Bridging Restoration and Diagnosis: A Comprehensive Benchmark for Retinal Fundus Enhancement

arXiv cs.CV / 4/7/2026

📰 NewsSignals & Early TrendsIdeas & Deep AnalysisModels & Research

Key Points

  • The paper introduces EyeBench-V2 to better evaluate generative models for retinal fundus image enhancement using clinically relevant measures beyond standard PSNR/SSIM.
  • It addresses gaps in evaluation by including a unified protocol for both paired and unpaired enhancement approaches, including methods guided by clinical expertise.
  • EyeBench-V2 adds multi-dimensional downstream evaluations such as vessel segmentation, diabetic retinopathy (DR) grading, lesion segmentation, and robustness to unseen noise patterns.
  • The benchmark includes an expert-curated dataset and a structured medical expert manual assessment to detect clinically critical issues like lesion structure changes, background color shifts, and artificial structure artifacts.
  • The authors aim to provide actionable, task-oriented insights that help researchers choose appropriate models and guide future development toward clinically aligned enhancement systems.

Abstract

Over the past decade, generative models have demonstrated success in enhancing fundus images. However, the evaluation of these models remains a challenge.
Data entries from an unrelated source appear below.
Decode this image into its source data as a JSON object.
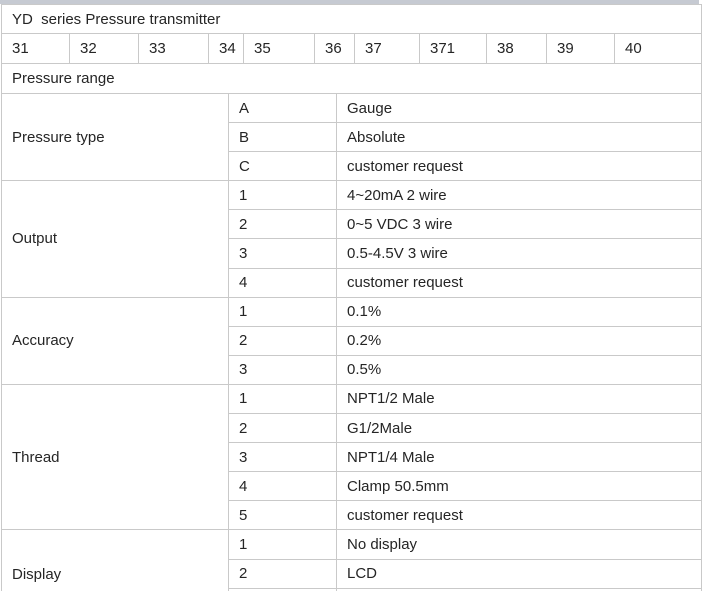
{
  "header": {
    "title": "YD  series Pressure transmitter"
  },
  "model_codes": [
    "31",
    "32",
    "33",
    "34",
    "35",
    "36",
    "37",
    "371",
    "38",
    "39",
    "40"
  ],
  "pressure_range_label": "Pressure range",
  "sections": [
    {
      "label": "Pressure type",
      "options": [
        {
          "code": "A",
          "value": "Gauge"
        },
        {
          "code": "B",
          "value": "Absolute"
        },
        {
          "code": "C",
          "value": "customer request"
        }
      ]
    },
    {
      "label": "Output",
      "options": [
        {
          "code": "1",
          "value": "4~20mA 2 wire"
        },
        {
          "code": "2",
          "value": "0~5 VDC 3 wire"
        },
        {
          "code": "3",
          "value": "0.5-4.5V 3 wire"
        },
        {
          "code": "4",
          "value": "customer request"
        }
      ]
    },
    {
      "label": "Accuracy",
      "options": [
        {
          "code": "1",
          "value": "0.1%"
        },
        {
          "code": "2",
          "value": "0.2%"
        },
        {
          "code": "3",
          "value": "0.5%"
        }
      ]
    },
    {
      "label": "Thread",
      "options": [
        {
          "code": "1",
          "value": "NPT1/2 Male"
        },
        {
          "code": "2",
          "value": "G1/2Male"
        },
        {
          "code": "3",
          "value": "NPT1/4 Male"
        },
        {
          "code": "4",
          "value": "Clamp 50.5mm"
        },
        {
          "code": "5",
          "value": "customer request"
        }
      ]
    },
    {
      "label": "Display",
      "options": [
        {
          "code": "1",
          "value": "No display"
        },
        {
          "code": "2",
          "value": "LCD"
        }
      ],
      "clipped_extra_row": true
    }
  ],
  "colors": {
    "border": "#c9c9c9",
    "text": "#252525",
    "top_strip": "#c6cad2",
    "background": "#ffffff"
  }
}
A benchmark for fundus image enhancement is needed for three main reasons:(1) Conventional denoising metrics such as PSNR and SSIM fail to capture clinically relevant features, such as lesion preservation and vessel morphology consistency, limiting their applicability in real-world settings; (2) There is a lack of unified evaluation protocols that address both paired and unpaired enhancement methods, particularly those guided by clinical expertise; and (3) An evaluation framework should provide actionable insights to guide future advancements in clinically aligned enhancement models. To address these gaps, we introduce EyeBench-V2, a benchmark designed to bridge the gap between enhancement model performance and clinical utility. Our work offers three key contributions:(1) Multi-dimensional clinical-alignment through downstream evaluations: Beyond standard enhancement metrics, we assess performance across clinically meaningful tasks including vessel segmentation, diabetic retinopathy (DR) grading, generalization to unseen noise patterns, and lesion segmentation. (2) Expert-guided evaluation design: We curate a novel dataset enabling fair comparisons between paired and unpaired enhancement methods, accompanied by a structured manual assessment protocol by medical experts, which evaluates clinically critical aspects such as lesion structure alterations, background color shifts, and the introduction of artificial structures. (3) Actionable insights: Our benchmark provides a rigorous, task-oriented analysis of existing generative models, equipping clinical researchers with the evidence needed to make informed decisions, while also identifying limitations in current methods to inform the design of next-generation enhancement models.